For value investors, nothing's sweeter than when the shares of an industry-leading business suffer a nasty, seemingly unwarranted haircut. While a plummeting stock in itself doesn't automatically warrant a buy, it's often a pretty profitable place to start looking. On Aug. 7, Miller Industries, a small-cap producer of towing equipment, piqued the interest of many investors in our community when its stock spiraled down by a heartbreaking 25%.

The shares have yet to recover -- in fact, it's down another 5% since -- but according to several CAPS Fools, it's simply a matter of time before Miller bounces back. Let's take a closer look, shall we?

Despite a market cap of $205 million and virtually nonexistent analyst coverage, Miller happens to be the world's largest producer of vehicle towing and recovery equipment. Naturally, this doesn't exactly sound like the sexiest business to be in, but a quick glance at Miller's financials shows that it really isn't a bad business to be in, either. In each of the past three years, Miller has generated returns on capital of roughly 20%, and it has grown cash flow from operations at a compounded rate of 49% over that period.

Of course, it's the future that counts with investing, which is exactly why Mr. Market has recently soured on the stock. Though Miller reported second-quarter revenue and pre-tax income growth of 18.4% and 20.4%, respectively, Co-CEO Jeffrey Badgley depressed investors by forecasting lower sales for the rest of 2007. Badgley cited a lack of additional follow-on orders and general concerns about the economy as the primary reasons for his bearishness.

Sure, the short-term prospects for Miller aren't exceptionally bright, but for investors willing to take a longer-term horizon, there are a few good reasons why Miller should at least make it to the watch list.

For one thing, Chairman and Co-CEO William G. Miller continues to own roughly 12% of the company -- something we Fools always like to see.
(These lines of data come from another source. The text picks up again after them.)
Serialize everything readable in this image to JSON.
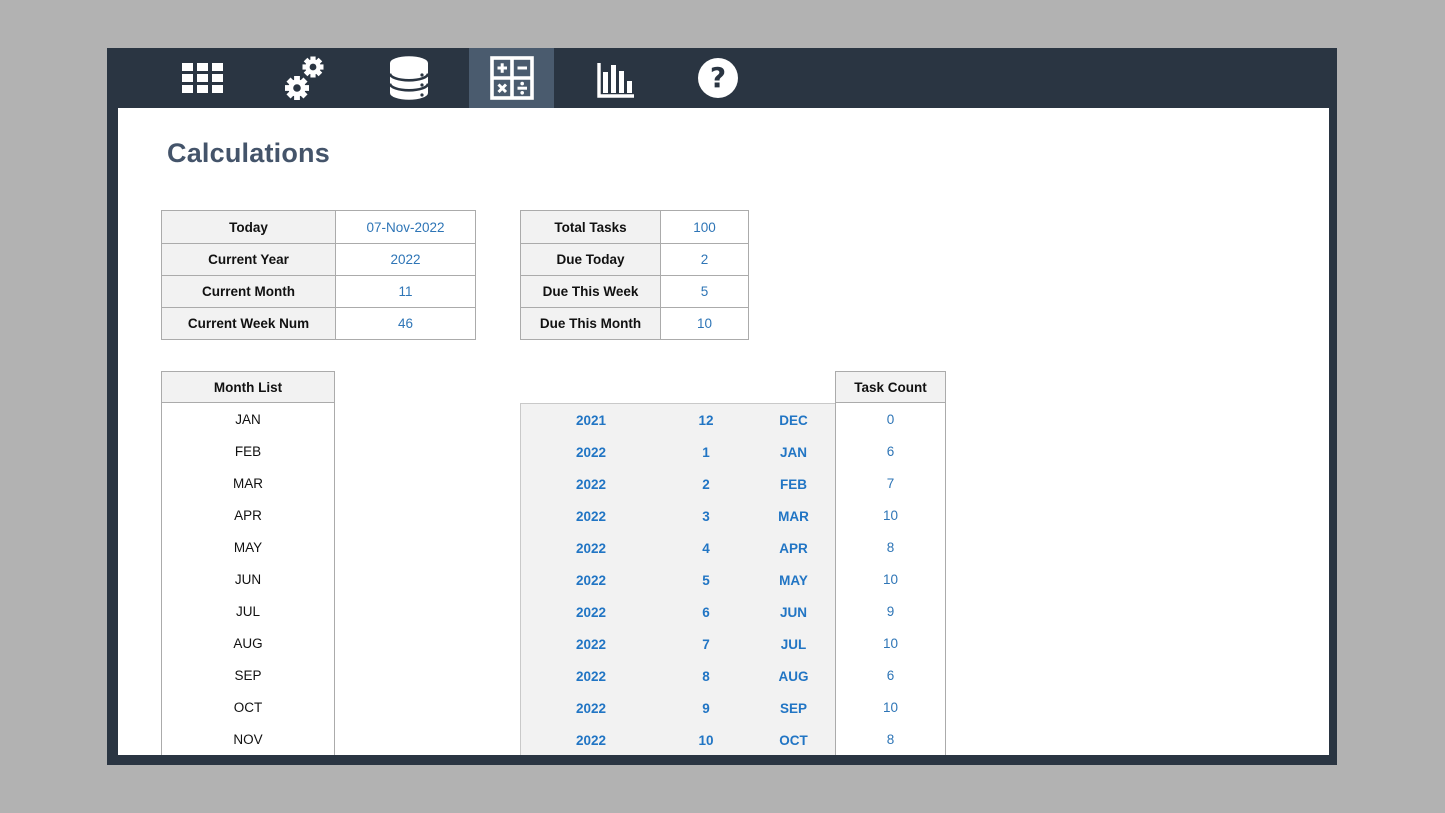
{
  "app": {
    "accent_blue": "#2e75b6",
    "title_color": "#44546a",
    "navbar_color": "#2a3542",
    "active_tab_color": "#4a5b6e"
  },
  "navbar": {
    "tabs": [
      {
        "id": "grid",
        "icon": "grid-icon",
        "active": false
      },
      {
        "id": "settings",
        "icon": "gears-icon",
        "active": false
      },
      {
        "id": "database",
        "icon": "database-icon",
        "active": false
      },
      {
        "id": "calculator",
        "icon": "calculator-icon",
        "active": true
      },
      {
        "id": "charts",
        "icon": "bar-chart-icon",
        "active": false
      },
      {
        "id": "help",
        "icon": "question-mark-icon",
        "active": false
      }
    ]
  },
  "page_title": "Calculations",
  "date_info": {
    "rows": [
      {
        "label": "Today",
        "value": "07-Nov-2022"
      },
      {
        "label": "Current Year",
        "value": "2022"
      },
      {
        "label": "Current Month",
        "value": "11"
      },
      {
        "label": "Current Week Num",
        "value": "46"
      }
    ]
  },
  "task_summary": {
    "rows": [
      {
        "label": "Total Tasks",
        "value": "100"
      },
      {
        "label": "Due Today",
        "value": "2"
      },
      {
        "label": "Due This Week",
        "value": "5"
      },
      {
        "label": "Due This Month",
        "value": "10"
      }
    ]
  },
  "month_list": {
    "header": "Month List",
    "months": [
      {
        "name": "JAN"
      },
      {
        "name": "FEB"
      },
      {
        "name": "MAR"
      },
      {
        "name": "APR"
      },
      {
        "name": "MAY"
      },
      {
        "name": "JUN"
      },
      {
        "name": "JUL"
      },
      {
        "name": "AUG"
      },
      {
        "name": "SEP"
      },
      {
        "name": "OCT"
      },
      {
        "name": "NOV"
      }
    ]
  },
  "monthly_breakdown": {
    "task_count_header": "Task Count",
    "rows": [
      {
        "year": "2021",
        "month_num": "12",
        "month": "DEC",
        "count": "0"
      },
      {
        "year": "2022",
        "month_num": "1",
        "month": "JAN",
        "count": "6"
      },
      {
        "year": "2022",
        "month_num": "2",
        "month": "FEB",
        "count": "7"
      },
      {
        "year": "2022",
        "month_num": "3",
        "month": "MAR",
        "count": "10"
      },
      {
        "year": "2022",
        "month_num": "4",
        "month": "APR",
        "count": "8"
      },
      {
        "year": "2022",
        "month_num": "5",
        "month": "MAY",
        "count": "10"
      },
      {
        "year": "2022",
        "month_num": "6",
        "month": "JUN",
        "count": "9"
      },
      {
        "year": "2022",
        "month_num": "7",
        "month": "JUL",
        "count": "10"
      },
      {
        "year": "2022",
        "month_num": "8",
        "month": "AUG",
        "count": "6"
      },
      {
        "year": "2022",
        "month_num": "9",
        "month": "SEP",
        "count": "10"
      },
      {
        "year": "2022",
        "month_num": "10",
        "month": "OCT",
        "count": "8"
      }
    ]
  }
}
More importantly, though, is that MLR has a rock-solid balance sheet with a measly debt-to-equity ratio of 5.1%.

Betting on a turnaround is always a tricky proposition, but at the very least, you'd like to see a history of strong financial performance, heavy insider ownership, and a solid financial position to help survive any extended slowdown -- all of which are characteristics that Miller Industries exhibits.

Now, let's hear from a pair of bargain hunters in our own backyard ...
GunnarVagotis is among many CAPS Fools who don't agree with Mr. Market on this one:

On a day where almost anything is working, this stock is down 28% on not-great-but-still-decent earnings report. Anyway, they paid a lot into taxes compared to last year. But sales, margins, etc. all look fine on this stock. I don't see anything in the numbers to indicate that a 30% pullback is warranted.

And CAPS player WeeValue sums it all up:

This one seems to have a high probability of success. I would not be surprised to see Miller drift a little lower until the short term order dip is filled. In the event that a business slump is prolonged, I imagine that the capital upgrades could be delayed and the balance sheet is strong enough to weather the storm.